Tuesday, April 09, 2013
I have been particularly down for quite a while about things at home and work and just my life in general. I think everyone has asked themselves at least once if your life has ever touched anyone in a positive way. Does my life have any meaning other than my day to day existence? Do I make a difference?
I went to a birthday party for a co-worker today. I have only known him a couple of years, and not real well. He has been the caretaker for where I work for forever. He turned 80 today.
Often, he comes into my office to chat - sometimes about business, but mostly just to chat. On particularly cold days, he will come and sit on the radiator in my office to warm his butt and hands. Everyone sees him as a used-to-be a nice person long time ago, but is a real crab to be around now kind of guy. For the most part, people find him irritating. We get along okay. I might see him for a few minutes once or twice a week.
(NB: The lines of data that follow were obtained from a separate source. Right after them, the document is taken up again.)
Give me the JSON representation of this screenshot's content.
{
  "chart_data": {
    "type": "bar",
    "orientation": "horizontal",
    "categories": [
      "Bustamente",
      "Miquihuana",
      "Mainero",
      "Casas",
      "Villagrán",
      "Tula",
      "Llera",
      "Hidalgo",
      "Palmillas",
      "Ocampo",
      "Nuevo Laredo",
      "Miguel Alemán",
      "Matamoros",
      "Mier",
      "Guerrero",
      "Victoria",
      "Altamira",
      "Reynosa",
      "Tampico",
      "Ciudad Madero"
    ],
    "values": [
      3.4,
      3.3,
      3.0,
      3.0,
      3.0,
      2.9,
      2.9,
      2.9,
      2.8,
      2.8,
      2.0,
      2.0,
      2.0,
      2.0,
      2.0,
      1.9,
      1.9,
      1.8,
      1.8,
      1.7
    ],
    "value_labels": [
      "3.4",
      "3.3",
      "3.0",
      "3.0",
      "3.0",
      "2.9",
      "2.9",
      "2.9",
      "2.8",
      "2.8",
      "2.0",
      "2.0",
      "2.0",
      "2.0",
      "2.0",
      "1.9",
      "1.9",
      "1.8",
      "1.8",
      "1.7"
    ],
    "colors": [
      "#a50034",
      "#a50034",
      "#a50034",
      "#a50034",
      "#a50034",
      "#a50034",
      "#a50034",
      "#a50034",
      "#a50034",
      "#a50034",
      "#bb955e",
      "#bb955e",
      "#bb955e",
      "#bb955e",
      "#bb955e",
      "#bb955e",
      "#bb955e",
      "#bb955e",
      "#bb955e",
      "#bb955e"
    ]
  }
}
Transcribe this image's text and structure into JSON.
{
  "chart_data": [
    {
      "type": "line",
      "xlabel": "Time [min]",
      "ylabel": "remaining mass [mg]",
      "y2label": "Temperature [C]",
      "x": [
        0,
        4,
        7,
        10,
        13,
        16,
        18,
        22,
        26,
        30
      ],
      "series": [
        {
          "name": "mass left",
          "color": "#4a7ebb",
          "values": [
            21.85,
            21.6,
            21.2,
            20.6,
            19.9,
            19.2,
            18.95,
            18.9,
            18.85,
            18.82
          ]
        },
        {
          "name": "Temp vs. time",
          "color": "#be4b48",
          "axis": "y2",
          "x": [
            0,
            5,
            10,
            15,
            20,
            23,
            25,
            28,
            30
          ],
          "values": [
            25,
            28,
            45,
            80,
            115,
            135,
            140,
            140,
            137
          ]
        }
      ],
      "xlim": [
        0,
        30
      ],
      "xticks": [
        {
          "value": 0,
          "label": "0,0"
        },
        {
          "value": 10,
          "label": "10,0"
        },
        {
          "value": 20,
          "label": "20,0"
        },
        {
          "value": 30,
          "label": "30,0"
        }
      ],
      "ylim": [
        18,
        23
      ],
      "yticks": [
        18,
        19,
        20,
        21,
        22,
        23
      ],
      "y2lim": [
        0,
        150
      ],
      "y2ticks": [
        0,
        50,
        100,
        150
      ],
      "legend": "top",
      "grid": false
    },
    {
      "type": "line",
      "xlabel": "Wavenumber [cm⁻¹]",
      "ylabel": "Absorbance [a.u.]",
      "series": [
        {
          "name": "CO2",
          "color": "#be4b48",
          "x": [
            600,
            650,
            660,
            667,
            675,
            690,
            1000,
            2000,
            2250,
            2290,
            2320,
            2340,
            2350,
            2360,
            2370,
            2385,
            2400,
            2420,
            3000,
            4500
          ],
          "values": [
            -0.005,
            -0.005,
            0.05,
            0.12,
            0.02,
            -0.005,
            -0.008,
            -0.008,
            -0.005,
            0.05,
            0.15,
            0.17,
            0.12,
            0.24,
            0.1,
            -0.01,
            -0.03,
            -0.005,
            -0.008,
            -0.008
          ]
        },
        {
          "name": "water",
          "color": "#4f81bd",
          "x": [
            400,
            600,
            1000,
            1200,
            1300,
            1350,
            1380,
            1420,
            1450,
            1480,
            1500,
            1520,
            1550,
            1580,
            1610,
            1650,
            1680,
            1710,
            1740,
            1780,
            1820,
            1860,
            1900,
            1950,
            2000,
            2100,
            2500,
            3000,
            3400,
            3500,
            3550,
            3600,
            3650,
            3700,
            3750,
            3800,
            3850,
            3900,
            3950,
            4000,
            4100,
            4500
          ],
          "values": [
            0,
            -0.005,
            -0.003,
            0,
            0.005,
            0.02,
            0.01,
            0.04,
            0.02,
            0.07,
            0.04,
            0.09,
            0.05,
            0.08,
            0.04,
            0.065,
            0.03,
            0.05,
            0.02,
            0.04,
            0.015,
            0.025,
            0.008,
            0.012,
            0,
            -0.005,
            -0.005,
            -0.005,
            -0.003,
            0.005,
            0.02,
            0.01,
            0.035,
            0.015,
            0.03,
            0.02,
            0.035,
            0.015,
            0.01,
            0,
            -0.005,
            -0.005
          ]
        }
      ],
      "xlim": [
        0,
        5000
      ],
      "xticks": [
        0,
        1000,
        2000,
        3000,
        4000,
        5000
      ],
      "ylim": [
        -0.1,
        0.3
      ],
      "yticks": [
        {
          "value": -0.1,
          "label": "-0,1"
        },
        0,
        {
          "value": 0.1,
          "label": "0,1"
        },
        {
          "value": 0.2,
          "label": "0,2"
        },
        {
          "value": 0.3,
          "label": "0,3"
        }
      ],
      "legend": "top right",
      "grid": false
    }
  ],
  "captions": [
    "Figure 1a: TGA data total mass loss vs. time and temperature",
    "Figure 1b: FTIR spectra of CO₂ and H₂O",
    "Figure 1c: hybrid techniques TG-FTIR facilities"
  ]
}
Since he has been around for so long and really does a great job (just the attitude upsets everyone) the office decided it would be appropriate to acknowledge his age and service (all volunteer), in spite of the fact they did not like him much. Of all who knew about the impromptu party tonight (dinner at Logan's Restaurant) only six of us were present - including him - not a lot of representation and acknowledgement for years of dedication and truly a great job well done.
We arrived at the restaurant ahead of him. When he saw me, he said he was absolutely floored that I was there. And he said it more than once throughout the dinner, but I didn't understand why he would be so surprised I would be there. After all, I do work with him - sort of.
As we were leaving, he made a point to give me a hug and kiss and tell me that he felt we had a special friendship and was so happy I was there to celebrate his birthday. He was really and truly excited that I was there. Me. Someone who only spoke to him briefly a couple of times a week and allowed him to cuddle up to the warmth of my radiator when he was chilled. He looked at me as his close friend.
Before the dinner, I had another affirmation of friendship that was similar to the one I just described, but it would take too long to explain that one.
I was floored by the comments of both these people today. I am grateful for the sincerity and the words and warmth in which they were spoken. They had no idea how much I needed that. And I had no idea they even noticed my existence outside of that I work with these people.
The point - we should never pass up an opportunity to let someone know they add to or make a positive difference in our lives - no matter how small it may be. These few brief seconds of affirmation that I have touched someone in some way means the world to me.